I think the 'enlightened age' is around 40'ish or so - the last real recession - so most of those youngsters have only ever known prosperity based on credit and living beyond their means ie 'everything always goes up' mentality.

Yep, agree with this. My friends who are about 35 think everything goes up in a straight line. Please don't think I'm referring to those on this site, you are all here because you are interested in the markets. A lot of people are not.

My friends who are about 40 do remember. They are slightly more cautious. They remember having to wait 10 years for their first home to go up in value.:D
 
Comparing Japan with China and quoting Japan's experience against what China is facing currently, and assuming a similar outcome, I reckon is a big mistake considering the vast differences in terms of financial capital, human, material, mineral and other natural resources.

My reference to Japan in the 90's was to illustrate how a leading economics Professor who was so convincing with his data and got it so terribly wrong, not with any comparison with China in mind.

Uncle - not sure about timing nor severity as will depend on how effective US is in addressing their fundamental problems of debt, spending and income.

Their Administration would have taken some lessons from GFC which may soften the next crisis. US has incredible R&D capacity to partly compensate for their high labour rate and they are not afraid of legislating for changes to their system once they run the gauntlet of their lobbyists. No denying US has serious challenges with their existing debt as well as pension and medical obligations, I'm just not convinced the next crisis will be as severe as what they're going through now. By which time would expect our economy to be even less depedent on the US as it is now.

This is the rub - how enlightened will their government be in addressing their challenges? The outcomes from their current medical system overhaul may give us some clues.
 
The US is essentially bankrupt - their obligations into the future (pension, health, debt) are far greater than their capacity to pay, at least at current projections of income and expenditure.

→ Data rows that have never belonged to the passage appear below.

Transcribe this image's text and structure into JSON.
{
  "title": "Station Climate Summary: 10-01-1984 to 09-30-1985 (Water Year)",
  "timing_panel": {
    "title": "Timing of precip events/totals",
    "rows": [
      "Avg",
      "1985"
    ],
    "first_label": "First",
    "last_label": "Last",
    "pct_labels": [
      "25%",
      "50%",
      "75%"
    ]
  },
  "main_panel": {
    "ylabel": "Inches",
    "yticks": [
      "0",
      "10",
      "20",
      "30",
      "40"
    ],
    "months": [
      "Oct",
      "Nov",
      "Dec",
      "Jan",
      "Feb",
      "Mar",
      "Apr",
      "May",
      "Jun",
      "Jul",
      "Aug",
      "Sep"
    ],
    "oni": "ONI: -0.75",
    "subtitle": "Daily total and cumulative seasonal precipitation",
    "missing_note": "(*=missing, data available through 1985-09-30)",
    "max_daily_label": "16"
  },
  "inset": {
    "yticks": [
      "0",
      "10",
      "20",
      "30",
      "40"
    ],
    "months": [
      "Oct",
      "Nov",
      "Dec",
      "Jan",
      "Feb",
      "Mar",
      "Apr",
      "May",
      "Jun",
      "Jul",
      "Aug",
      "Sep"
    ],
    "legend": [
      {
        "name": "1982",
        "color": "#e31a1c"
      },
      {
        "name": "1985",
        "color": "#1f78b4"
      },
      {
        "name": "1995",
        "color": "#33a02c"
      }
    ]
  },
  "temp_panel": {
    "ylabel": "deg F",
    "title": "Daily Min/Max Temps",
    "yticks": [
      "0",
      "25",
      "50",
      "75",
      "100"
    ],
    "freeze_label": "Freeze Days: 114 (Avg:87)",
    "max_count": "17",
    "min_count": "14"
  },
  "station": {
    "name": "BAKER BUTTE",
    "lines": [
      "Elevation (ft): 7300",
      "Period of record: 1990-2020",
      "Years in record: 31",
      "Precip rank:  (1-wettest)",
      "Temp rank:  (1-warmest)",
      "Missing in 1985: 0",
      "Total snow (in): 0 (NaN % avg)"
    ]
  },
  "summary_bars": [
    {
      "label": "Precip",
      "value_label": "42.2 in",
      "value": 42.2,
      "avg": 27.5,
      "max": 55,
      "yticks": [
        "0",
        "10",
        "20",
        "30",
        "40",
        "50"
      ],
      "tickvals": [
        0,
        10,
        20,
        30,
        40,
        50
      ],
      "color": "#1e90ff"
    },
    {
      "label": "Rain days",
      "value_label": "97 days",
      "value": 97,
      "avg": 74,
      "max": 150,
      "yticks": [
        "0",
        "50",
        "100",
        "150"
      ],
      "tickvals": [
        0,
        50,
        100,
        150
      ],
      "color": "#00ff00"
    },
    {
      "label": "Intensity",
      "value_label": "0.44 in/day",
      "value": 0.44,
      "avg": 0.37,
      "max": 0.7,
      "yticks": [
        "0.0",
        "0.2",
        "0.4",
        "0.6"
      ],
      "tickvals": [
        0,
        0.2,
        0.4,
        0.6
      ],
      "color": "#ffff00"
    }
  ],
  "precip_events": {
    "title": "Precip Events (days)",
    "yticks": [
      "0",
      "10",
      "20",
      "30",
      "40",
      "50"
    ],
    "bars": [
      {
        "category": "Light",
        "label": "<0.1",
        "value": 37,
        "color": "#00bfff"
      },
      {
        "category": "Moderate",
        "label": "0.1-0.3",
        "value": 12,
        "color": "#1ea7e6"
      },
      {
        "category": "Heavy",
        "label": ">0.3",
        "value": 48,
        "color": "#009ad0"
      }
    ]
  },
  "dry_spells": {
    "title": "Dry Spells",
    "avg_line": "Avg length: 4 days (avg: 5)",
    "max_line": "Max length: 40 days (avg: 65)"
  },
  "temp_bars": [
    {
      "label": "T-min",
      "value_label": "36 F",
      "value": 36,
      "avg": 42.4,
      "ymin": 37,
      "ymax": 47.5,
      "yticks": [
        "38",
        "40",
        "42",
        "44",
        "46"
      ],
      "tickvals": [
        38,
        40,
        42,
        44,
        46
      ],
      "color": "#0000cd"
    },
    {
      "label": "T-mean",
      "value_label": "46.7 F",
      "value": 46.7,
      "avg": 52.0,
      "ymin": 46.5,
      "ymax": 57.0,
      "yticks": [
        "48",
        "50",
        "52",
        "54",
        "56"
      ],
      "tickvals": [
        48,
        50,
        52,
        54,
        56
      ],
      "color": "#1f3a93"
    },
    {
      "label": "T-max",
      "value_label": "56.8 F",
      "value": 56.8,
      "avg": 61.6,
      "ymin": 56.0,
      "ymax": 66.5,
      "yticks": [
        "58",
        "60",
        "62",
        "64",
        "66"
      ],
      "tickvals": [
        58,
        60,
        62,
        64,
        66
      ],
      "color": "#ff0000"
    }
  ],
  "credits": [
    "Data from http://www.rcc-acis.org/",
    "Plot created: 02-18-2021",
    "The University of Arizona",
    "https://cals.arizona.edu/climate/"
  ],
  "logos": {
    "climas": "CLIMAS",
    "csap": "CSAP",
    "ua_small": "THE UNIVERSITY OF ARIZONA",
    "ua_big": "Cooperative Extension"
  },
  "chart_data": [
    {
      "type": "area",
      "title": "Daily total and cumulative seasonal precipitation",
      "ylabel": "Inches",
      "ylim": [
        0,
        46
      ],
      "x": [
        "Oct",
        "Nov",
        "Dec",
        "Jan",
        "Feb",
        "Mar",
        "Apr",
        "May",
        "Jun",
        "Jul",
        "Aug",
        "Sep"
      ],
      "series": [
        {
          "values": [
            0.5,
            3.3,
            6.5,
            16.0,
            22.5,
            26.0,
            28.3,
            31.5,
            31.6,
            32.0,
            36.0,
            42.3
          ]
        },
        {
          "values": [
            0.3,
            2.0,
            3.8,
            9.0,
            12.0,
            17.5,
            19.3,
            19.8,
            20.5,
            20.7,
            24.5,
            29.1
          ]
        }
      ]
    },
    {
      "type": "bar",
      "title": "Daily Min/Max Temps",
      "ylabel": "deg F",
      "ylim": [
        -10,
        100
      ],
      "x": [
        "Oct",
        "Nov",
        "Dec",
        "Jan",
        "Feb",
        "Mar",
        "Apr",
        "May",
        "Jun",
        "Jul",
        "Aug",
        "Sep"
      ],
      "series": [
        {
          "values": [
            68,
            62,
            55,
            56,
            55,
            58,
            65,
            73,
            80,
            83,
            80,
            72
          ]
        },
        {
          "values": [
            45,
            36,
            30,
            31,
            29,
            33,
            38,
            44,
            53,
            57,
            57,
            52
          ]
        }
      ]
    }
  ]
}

Sure they can try reining in spending, but then they'd have to stop going to war to do that, and they've just embarked on spending a lot more with the new health system, so can't see it happening.

Going to be a REALLY interesting decade IMO.

Oh and I'm only 37 so can only remember 90-91 recession here, although that was pretty ordinary from what I can recall. Tassie was a bit worse than the rest though, house prices went backwards/sideways for about 3-4 years in early mid 90s. Just spewing I didn't borrow to the hilt and buy a couple of streets worth at $50k a house!!